One of those governmental services was the Reedy Creek Emergency Services (RCES). RCES was created to provide public safety, fire prevention and protection and emergency medical services (EMS). 

The history of our unique community has clearly demonstrated the premise that proactive policies of providing fixed extinguishment and alarm systems in buildings offer significant long-term benefits as related to building occupant and firefighter safety. A major factor with this type of approach is the continual inspection process to ensure that all fire protection systems remain fully operational. 

May: How does RCES operate versus other kinds of departments?
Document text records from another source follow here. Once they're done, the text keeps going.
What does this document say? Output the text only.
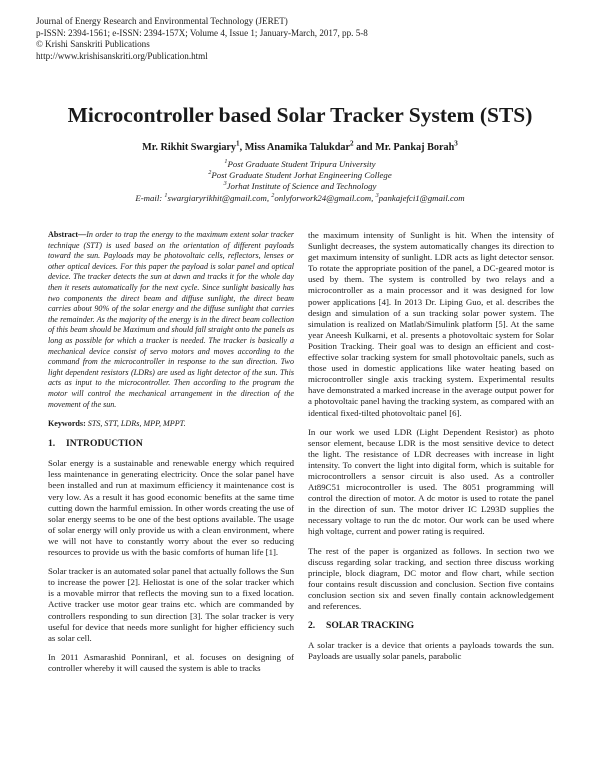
Journal of Energy Research and Environmental Technology (JERET)
p-ISSN: 2394-1561; e-ISSN: 2394-157X; Volume 4, Issue 1; January-March, 2017, pp. 5-8
© Krishi Sanskriti Publications
http://www.krishisanskriti.org/Publication.html
Microcontroller based Solar Tracker System (STS)
Mr. Rikhit Swargiary$^1$, Miss Anamika Talukdar$^2$ and Mr. Pankaj Borah$^3$
$^1$Post Graduate Student Tripura University
$^2$Post Graduate Student Jorhat Engineering College
$^3$Jorhat Institute of Science and Technology
E-mail: $^1$swargiaryrikhit@gmail.com, $^2$onlyforwork24@gmail.com, $^3$pankajefci1@gmail.com
Abstract—In order to trap the energy to the maximum extent solar tracker technique (STT) is used based on the orientation of different payloads toward the sun. Payloads may be photovoltaic cells, reflectors, lenses or other optical devices. For this paper the payload is solar panel and optical device. The tracker detects the sun at dawn and tracks it for the whole day then it resets automatically for the next cycle. Since sunlight basically has two components the direct beam and diffuse sunlight, the direct beam carries about 90% of the solar energy and the diffuse sunlight that carries the remainder. As the majority of the energy is in the direct beam collection of this beam should be Maximum and should fall straight onto the panels as long as possible for which a tracker is needed. The tracker is basically a mechanical device consist of servo motors and moves according to the command from the microcontroller in response to the sun direction. Two light dependent resistors (LDRs) are used as light detector of the sun. This acts as input to the microcontroller. Then according to the program the motor will control the mechanical arrangement in the direction of the movement of the sun.
Keywords: STS, STT, LDRs, MPP, MPPT.
1. INTRODUCTION

Solar energy is a sustainable and renewable energy which required less maintenance in generating electricity. Once the solar panel have been installed and run at maximum efficiency it maintenance cost is very low. As a result it has good economic benefits at the same time cutting down the harmful emission. In other words creating the use of solar energy seems to be one of the best options available. The usage of solar energy will only provide us with a clean environment, where we will not have to constantly worry about the ever so reducing resources to provide us with the basic comforts of human life [1].

Solar tracker is an automated solar panel that actually follows the Sun to increase the power [2]. Heliostat is one of the solar tracker which is a movable mirror that reflects the moving sun to a fixed location. Active tracker use motor gear trains etc. which are commanded by controllers responding to sun direction [3]. The solar tracker is very useful for device that needs more sunlight for higher efficiency such as solar cell.

In 2011 Asmarashid Ponniranl, et al. focuses on designing of controller whereby it will caused the system is able to tracks

the maximum intensity of Sunlight is hit. When the intensity of Sunlight decreases, the system automatically changes its direction to get maximum intensity of sunlight. LDR acts as light detector sensor. To rotate the appropriate position of the panel, a DC-geared motor is used by them. The system is controlled by two relays and a microcontroller as a main processor and it was designed for low power applications [4]. In 2013 Dr. Liping Guo, et al. describes the design and simulation of a sun tracking solar power system. The simulation is realized on Matlab/Simulink platform [5]. At the same year Aneesh Kulkarni, et al. presents a photovoltaic system for Solar Position Tracking. Their goal was to design an efficient and cost-effective solar tracking system for small photovoltaic panels, such as those used in domestic applications like water heating based on microcontroller single axis tracking system. Experimental results have demonstrated a marked increase in the average output power for a photovoltaic panel having the tracking system, as compared with an identical fixed-tilted photovoltaic panel [6].

In our work we used LDR (Light Dependent Resistor) as photo sensor element, because LDR is the most sensitive device to detect the light. The resistance of LDR decreases with increase in light intensity. To convert the light into digital form, which is suitable for microcontrollers a sensor circuit is also used. As a controller At89C51 microcontroller is used. The 8051 programming will control the direction of motor. A dc motor is used to rotate the panel in the direction of sun. The motor driver IC L293D supplies the necessary voltage to run the dc motor. Our work can be used where high voltage, current and power rating is required.

The rest of the paper is organized as follows. In section two we discuss regarding solar tracking, and section three discuss working principle, block diagram, DC motor and flow chart, while section four contains result discussion and conclusion. Section five contains conclusion section six and seven finally contain acknowledgement and references.

2. SOLAR TRACKING

A solar tracker is a device that orients a payloads towards the sun. Payloads are usually solar panels, parabolic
Colburn: RCES was conceived and organized for the purpose of providing emergency and non-emergency fire service functions within a very special community. The initial community served was a large construction site known as “Walt Disney World (WDW).” The Department was initially designed in a traditional manner, which incorporated many of the practices of a typical municipal fire service environment for the delivery of these types of services. However, the requirements of Factory Mutual stipulated that prevention and fixed fire protection systems as opposed to an aggressive fire suppression force would be required due to the isolated location.

The WDW Community, as constructed in 1971 using the EPCOT Building and Fire Prevention Code(s), eliminated many of the life and building safety problems inherited by poor construction practices common in most areas of the country. Automatic sprinkler protection systems were installed in all significant structures within the District and fire and smoke detection systems were common in most buildings. Every control valve and switch in these systems was, and continues to be, monitored by a central computerized control system in redundant locations with RCES being one of these monitoring points. I believe that the fire service community marveled at the commitment demonstrated by the district and the landowner in demanding a fire safe community and based upon this commitment and partnership, the District has enjoyed an unmatched fire loss record of less than $200,000. The district covers 28,000 acres in Central Florida.

May: How do you handle fire prevention throughout the district?

Colburn: The department maintained a small, but active, group of inspection personnel until the mid 1980s. In 1984, the district signed an agreement with the Walt Disney World Company to expand the fire prevention activities of the department to offset the loss of the Walt Disney World Fire/Loss Prevention Department. To meet these expanded activities, the department increased its own inspector base to meet workload and inspection demands. This agreement outlined additional fire prevention support activities establishing the foundation of our unique service delivery and prevention effort.